E come Pari Opportunità?
«Noi abbiamo un Osservatorio, anche se dovrebbe essere ampliato, e dobbiamo capire chi causa la violenza, quali storie, perché, se è un problema culturale soprattutto o no. E da lì si possono vedere quali misure sono efficaci, come intervenire anche nella scuola, ma senza stereotipi. Faremo dei gruppi di studio, anche con specialisti, per com-
prendere questo fenomeno insopportabile. L’anno scorso in Italia sono state uccise 120 donne, è allarmante». Nella scorsa legislatura sono state ridotti parecchio i fondi per i centri anti-violenza. Interverrà per ripristinarli?
«I centri anti-violenza sono importantissimi e per farli funzionare servono risorse. In Italia, tra l’altro, sono attivi grazie al volontariato, mentre in altri Paesi sono in capo alle istituzioni, allo Stato».
Comunque chiederà nuovi fondi? Se spetta a lei?
«Certamente si dovranno cercare soldi, risorse da sottrarre ad altri capitoli di spesa per dirottarli sui centri anti violenza. È uno dei punti sul tavolo. Su tutti questi temi, però, si deve cambiare mentalità».
In che senso?
«Oggi possiamo varare una norma che lì per lì ci fa risparmiare soldi, ma poi si scopre che ha un riflesso negativo sull’occupazione, per dire. Invece si deve studiare una questione a 360 gradi per avere un risultato migliore. Per esempio, come mai da noi i centri anti violenza sono affidati al volontariato? Magari sono più efficaci, non so, bisogna paragonarli, e intanto accogliere i loro suggerimenti. C’è chi si chiede, infatti, se è giusto tenere una donna che ha subito violenza nascosta in un luogo segreto e lasciare il marito a casa, oppure se è meglio mandare fuori lui e non estrapolare la donna dal suo ambiente».

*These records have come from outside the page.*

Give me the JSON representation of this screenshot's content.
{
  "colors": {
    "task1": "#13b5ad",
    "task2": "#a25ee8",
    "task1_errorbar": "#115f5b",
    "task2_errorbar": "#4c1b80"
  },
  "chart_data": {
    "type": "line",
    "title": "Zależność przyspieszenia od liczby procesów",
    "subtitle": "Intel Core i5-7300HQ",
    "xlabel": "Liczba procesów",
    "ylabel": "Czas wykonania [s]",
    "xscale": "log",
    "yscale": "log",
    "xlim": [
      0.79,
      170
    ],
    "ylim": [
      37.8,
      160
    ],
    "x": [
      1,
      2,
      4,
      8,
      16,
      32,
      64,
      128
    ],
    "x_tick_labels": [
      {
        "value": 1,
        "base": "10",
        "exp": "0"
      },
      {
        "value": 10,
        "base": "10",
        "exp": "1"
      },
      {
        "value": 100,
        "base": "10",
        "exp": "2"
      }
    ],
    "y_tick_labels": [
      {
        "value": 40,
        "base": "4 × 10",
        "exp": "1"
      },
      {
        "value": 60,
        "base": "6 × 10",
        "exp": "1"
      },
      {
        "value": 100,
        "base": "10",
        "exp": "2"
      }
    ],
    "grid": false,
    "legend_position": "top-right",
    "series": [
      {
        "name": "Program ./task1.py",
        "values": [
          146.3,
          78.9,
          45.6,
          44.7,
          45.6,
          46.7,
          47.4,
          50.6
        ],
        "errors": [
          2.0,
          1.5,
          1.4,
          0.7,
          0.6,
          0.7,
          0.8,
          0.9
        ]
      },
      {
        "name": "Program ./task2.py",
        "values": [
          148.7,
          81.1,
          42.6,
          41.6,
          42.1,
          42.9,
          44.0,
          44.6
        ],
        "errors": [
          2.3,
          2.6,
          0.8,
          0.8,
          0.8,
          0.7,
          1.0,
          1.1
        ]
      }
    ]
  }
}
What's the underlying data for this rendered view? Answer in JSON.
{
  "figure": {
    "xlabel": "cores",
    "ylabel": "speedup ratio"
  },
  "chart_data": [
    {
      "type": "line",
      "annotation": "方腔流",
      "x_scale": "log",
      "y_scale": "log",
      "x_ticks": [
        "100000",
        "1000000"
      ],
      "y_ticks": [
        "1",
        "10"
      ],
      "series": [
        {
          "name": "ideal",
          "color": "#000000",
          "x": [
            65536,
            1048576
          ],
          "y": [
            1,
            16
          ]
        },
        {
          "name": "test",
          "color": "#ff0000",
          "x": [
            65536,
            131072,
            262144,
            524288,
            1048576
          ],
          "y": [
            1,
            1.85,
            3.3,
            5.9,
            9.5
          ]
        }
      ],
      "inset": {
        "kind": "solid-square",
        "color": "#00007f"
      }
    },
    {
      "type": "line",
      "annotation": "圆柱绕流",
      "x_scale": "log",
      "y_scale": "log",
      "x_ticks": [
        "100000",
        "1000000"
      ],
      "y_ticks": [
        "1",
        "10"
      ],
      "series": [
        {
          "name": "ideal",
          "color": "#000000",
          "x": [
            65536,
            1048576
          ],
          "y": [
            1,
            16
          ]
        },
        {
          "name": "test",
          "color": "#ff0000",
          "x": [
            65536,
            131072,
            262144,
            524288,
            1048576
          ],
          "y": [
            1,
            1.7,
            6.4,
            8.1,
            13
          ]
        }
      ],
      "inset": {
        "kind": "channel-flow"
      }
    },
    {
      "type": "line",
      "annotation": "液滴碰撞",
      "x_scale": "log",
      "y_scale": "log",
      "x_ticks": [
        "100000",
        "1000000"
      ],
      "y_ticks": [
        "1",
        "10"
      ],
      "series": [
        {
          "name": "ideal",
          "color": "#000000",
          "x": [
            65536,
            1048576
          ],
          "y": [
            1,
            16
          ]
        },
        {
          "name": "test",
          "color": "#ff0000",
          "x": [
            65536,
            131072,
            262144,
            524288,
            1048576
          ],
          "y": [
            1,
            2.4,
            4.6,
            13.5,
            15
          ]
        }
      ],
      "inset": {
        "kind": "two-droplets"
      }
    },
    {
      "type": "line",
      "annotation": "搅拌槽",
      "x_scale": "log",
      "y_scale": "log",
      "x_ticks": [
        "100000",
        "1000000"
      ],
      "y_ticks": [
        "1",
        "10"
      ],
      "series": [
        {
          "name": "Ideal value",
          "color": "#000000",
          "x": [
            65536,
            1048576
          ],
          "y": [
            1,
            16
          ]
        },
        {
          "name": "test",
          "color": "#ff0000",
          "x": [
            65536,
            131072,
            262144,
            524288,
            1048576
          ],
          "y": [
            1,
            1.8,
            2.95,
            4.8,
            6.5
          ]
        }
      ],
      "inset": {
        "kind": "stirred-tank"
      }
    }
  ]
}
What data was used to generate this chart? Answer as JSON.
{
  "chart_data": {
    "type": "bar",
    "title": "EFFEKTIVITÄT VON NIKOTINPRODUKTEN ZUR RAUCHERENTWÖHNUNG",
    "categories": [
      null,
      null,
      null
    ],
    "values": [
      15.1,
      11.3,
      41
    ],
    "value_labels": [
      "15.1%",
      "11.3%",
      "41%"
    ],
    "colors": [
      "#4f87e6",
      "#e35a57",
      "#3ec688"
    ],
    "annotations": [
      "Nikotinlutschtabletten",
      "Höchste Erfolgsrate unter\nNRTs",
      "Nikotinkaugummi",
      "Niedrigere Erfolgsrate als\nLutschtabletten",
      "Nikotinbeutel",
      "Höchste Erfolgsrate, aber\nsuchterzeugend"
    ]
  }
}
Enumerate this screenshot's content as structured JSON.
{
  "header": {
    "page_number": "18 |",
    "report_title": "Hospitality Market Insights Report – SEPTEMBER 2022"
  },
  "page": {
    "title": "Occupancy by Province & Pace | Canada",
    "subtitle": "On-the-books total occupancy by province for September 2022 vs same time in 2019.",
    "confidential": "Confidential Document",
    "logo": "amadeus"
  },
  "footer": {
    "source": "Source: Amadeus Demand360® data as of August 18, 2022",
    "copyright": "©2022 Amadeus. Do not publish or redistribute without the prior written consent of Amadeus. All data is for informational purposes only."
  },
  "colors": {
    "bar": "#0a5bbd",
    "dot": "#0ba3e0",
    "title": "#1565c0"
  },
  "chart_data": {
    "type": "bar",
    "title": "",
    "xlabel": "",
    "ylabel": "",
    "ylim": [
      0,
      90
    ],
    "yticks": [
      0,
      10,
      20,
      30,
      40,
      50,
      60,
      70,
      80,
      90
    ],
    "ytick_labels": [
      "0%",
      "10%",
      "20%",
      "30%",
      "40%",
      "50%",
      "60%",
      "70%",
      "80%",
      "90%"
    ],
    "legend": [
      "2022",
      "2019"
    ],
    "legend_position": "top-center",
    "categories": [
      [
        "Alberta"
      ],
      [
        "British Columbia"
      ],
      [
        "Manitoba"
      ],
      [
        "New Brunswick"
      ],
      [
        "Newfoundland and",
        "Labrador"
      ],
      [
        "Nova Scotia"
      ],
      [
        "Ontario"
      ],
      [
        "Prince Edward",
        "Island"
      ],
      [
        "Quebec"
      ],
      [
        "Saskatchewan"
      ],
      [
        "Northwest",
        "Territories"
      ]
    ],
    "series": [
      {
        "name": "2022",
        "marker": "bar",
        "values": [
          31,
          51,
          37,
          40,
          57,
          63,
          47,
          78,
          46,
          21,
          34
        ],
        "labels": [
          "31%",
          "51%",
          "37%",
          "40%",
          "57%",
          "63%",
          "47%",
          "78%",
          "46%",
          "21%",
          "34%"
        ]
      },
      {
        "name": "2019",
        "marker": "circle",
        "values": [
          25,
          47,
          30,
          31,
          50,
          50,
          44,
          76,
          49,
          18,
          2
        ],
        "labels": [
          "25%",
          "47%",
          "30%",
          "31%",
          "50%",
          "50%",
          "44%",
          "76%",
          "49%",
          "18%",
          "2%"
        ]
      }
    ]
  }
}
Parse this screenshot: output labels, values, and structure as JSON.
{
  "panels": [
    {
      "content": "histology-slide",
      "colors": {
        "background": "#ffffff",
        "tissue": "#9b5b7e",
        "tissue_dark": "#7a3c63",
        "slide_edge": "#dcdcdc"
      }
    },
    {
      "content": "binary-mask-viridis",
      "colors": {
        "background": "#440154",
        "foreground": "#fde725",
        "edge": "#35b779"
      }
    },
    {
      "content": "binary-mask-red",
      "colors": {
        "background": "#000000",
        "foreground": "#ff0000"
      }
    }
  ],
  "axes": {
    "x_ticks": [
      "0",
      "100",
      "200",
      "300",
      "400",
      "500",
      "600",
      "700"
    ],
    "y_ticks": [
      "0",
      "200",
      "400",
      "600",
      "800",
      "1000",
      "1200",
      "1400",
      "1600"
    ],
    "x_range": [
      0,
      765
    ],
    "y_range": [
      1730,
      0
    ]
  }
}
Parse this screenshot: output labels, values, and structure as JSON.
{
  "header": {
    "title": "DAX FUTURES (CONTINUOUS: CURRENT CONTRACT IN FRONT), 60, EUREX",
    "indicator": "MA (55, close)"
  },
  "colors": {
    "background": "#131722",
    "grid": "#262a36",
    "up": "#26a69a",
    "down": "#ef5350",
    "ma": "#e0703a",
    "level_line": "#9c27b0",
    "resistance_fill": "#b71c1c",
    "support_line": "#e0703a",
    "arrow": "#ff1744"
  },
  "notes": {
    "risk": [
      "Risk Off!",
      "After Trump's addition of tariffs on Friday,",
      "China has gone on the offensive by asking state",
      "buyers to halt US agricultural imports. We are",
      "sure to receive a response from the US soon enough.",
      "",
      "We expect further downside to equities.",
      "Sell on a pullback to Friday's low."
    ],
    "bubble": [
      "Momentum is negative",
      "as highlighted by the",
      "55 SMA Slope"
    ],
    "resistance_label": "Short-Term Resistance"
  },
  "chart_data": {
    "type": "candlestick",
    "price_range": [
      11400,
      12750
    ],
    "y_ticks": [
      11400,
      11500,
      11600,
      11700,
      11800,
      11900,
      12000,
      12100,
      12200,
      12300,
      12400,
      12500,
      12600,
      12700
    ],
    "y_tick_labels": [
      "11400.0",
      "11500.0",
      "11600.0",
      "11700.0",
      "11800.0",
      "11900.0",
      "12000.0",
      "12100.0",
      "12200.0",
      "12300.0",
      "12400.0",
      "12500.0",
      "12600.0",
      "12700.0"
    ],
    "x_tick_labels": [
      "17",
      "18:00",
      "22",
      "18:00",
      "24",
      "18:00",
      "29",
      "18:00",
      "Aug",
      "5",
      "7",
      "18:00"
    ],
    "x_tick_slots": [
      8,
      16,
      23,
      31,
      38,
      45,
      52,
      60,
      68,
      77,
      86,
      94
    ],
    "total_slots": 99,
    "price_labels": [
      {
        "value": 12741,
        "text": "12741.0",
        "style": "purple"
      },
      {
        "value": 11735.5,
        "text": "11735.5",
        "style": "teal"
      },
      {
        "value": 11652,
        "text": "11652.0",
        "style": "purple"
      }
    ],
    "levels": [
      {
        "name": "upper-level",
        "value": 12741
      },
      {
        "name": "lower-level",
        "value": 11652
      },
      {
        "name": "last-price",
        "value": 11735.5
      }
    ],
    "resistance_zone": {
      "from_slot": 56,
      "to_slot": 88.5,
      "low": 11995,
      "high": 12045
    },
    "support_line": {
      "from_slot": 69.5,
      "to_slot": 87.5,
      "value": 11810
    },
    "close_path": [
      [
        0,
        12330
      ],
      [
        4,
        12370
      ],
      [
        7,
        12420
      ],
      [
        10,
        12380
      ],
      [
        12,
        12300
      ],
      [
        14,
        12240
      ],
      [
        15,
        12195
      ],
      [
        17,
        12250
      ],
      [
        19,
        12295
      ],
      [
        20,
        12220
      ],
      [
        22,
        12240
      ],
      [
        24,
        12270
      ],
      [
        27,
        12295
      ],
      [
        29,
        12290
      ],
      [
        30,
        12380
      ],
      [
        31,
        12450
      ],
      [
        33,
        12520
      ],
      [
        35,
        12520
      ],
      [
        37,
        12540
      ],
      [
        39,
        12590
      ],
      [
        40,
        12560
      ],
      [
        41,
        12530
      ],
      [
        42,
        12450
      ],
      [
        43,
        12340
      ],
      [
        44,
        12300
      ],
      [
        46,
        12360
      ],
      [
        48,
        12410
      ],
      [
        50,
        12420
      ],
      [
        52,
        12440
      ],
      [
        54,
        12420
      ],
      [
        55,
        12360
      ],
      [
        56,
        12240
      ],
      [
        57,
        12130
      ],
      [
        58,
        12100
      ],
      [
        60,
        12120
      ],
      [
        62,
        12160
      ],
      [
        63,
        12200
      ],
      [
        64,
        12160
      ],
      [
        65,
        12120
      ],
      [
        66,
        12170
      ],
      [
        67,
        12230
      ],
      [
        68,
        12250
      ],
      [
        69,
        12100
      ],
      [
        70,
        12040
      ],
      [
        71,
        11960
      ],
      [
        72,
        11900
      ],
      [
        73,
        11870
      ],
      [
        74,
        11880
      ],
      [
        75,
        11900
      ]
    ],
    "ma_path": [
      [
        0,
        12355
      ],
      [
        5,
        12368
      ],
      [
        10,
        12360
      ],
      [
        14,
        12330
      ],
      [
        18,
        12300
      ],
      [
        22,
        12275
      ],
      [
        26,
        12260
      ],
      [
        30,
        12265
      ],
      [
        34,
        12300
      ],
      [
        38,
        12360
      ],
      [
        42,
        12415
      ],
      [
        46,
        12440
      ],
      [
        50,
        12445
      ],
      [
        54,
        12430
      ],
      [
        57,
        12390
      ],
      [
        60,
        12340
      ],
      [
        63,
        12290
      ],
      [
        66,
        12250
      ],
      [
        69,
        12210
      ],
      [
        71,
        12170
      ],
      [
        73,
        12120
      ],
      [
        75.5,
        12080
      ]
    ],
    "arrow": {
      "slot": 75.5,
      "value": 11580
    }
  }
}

Come ha trovato il clima nel Consiglio dei ministri?
«Buono, un clima di collaborazione per trovare soluzioni che migliorino la qualità della vita delle persone. Sarà un lavoro a breve, medio, lungo termine, si vedrà. Certo, è tempo di vacche magre, magrissime, qui al mio ministero, senza portafogli per tutte e tre le deleghe, cerchiamo di cucinare piatti prelibati con due pomodori e una foglia di basilico… Però io sono motivatissima».
In Italia ci sono tante discriminazioni e tanti razzismi. La feriscono le aggressioni alla sua collega Kyenge?
«Il lavoro di Cécile è molto coraggioso. Ha tutta la mia stima, in lei vedo una persona preziosa, nata altrove e orgogliosa di essere italiana. Questo ci accomuna, anch’io sono nata altrove e sono orgogliosa di essere italiana».